Three ways to think about a matrix

  1. A table of data. Each row is a data point; each column is a variable. A corpus of 500 texts measured on 67 features is a $500 \times 67$ matrix.

  2. A collection of vectors. The rows are row vectors; the columns are column vectors. You can think of a matrix as stacking vectors together.

  3. A transformation. A matrix is a machine: put a vector in, get a different vector out. This is the most powerful perspective, and the one that connects to eigenvalues.

Special matrices

Square matrix: Same number of rows and columns ($n \times n$). Covariance matrices are always square.

Symmetric matrix: Equals its own transpose — the mirror image across the diagonal. Formally: $A_{ij} = A_{ji}$ for all $i, j$. Equivalently, $A = A^T$.

$$\text{Symmetric: } \begin{pmatrix} 4 & 2 & 1 \ 2 & 5 & 3 \ 1 & 3 & 6 \end{pmatrix} \qquad \text{Not symmetric: } \begin{pmatrix} 4 & 2 & 1 \ 7 & 5 & 3 \ 0 & 3 & 6 \end{pmatrix}$$

Symmetric matrices have beautiful properties: all their eigenvalues are real, and their eigenvectors are orthogonal. Covariance matrices are always symmetric.

Identity matrix: The $n \times n$ matrix with 1s on the diagonal and 0s everywhere else:

$$I = \begin{pmatrix} 1 & 0 & 0 \ 0 & 1 & 0 \ 0 & 0 & 1 \end{pmatrix}$$

The identity is the “do nothing” transformation: $I\mathbf{v} = \mathbf{v}$ for any vector. It’s the matrix equivalent of multiplying by 1.

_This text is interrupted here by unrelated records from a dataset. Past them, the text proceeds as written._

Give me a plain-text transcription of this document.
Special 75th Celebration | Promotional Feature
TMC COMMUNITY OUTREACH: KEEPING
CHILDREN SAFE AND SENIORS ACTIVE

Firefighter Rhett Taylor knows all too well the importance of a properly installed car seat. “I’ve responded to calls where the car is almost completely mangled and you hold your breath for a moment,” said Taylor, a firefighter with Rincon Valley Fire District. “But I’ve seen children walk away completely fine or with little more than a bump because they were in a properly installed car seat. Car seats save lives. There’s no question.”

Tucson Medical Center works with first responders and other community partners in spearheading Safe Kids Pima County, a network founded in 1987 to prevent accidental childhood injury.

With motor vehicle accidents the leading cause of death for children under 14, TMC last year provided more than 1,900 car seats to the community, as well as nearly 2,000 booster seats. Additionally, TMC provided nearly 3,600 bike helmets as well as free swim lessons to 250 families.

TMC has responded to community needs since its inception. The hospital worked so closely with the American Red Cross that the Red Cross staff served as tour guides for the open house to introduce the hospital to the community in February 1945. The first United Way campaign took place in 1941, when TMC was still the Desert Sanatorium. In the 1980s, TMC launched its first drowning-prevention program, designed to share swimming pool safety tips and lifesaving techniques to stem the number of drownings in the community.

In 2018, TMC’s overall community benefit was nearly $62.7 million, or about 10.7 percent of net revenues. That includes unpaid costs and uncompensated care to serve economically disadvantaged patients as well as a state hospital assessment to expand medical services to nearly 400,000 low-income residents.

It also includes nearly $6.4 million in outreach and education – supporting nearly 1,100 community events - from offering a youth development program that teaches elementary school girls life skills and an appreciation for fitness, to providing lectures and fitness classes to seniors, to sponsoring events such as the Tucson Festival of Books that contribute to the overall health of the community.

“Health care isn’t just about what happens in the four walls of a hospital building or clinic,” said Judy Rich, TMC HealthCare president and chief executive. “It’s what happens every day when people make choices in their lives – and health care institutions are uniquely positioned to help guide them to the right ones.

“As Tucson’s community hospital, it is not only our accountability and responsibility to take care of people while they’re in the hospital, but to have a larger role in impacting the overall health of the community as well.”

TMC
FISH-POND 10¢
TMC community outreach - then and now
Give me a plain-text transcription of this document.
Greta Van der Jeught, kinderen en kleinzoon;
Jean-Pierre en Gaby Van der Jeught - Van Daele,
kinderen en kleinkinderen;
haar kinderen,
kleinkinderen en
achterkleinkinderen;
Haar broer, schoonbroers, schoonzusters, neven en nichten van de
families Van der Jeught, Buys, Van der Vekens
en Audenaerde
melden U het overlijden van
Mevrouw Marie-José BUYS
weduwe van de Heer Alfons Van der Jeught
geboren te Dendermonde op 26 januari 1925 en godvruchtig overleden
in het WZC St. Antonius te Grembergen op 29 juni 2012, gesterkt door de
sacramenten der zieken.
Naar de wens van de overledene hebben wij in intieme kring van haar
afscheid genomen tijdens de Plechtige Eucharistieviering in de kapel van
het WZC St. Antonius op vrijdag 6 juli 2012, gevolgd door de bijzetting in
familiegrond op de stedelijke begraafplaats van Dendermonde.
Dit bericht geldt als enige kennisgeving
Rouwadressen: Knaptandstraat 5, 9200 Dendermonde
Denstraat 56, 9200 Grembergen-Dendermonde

Diagonal matrix: Nonzero entries only on the diagonal. A diagonal matrix scales each dimension independently — stretch one axis by 3, another by 0.5, leave the third unchanged.

The transpose

The transpose $A^T$ flips a matrix across its diagonal: rows become columns and columns become rows. If $A$ is $m \times n$, then $A^T$ is $n \times m$.

$$A = \begin{pmatrix} 1 & 2 \ 3 & 4 \ 5 & 6 \end{pmatrix} \implies A^T = \begin{pmatrix} 1 & 3 & 5 \ 2 & 4 & 6 \end{pmatrix}$$

The transpose appears everywhere: in the definition of symmetric matrices ($A = A^T$), in computing covariance matrices, and in the normal equations for linear regression.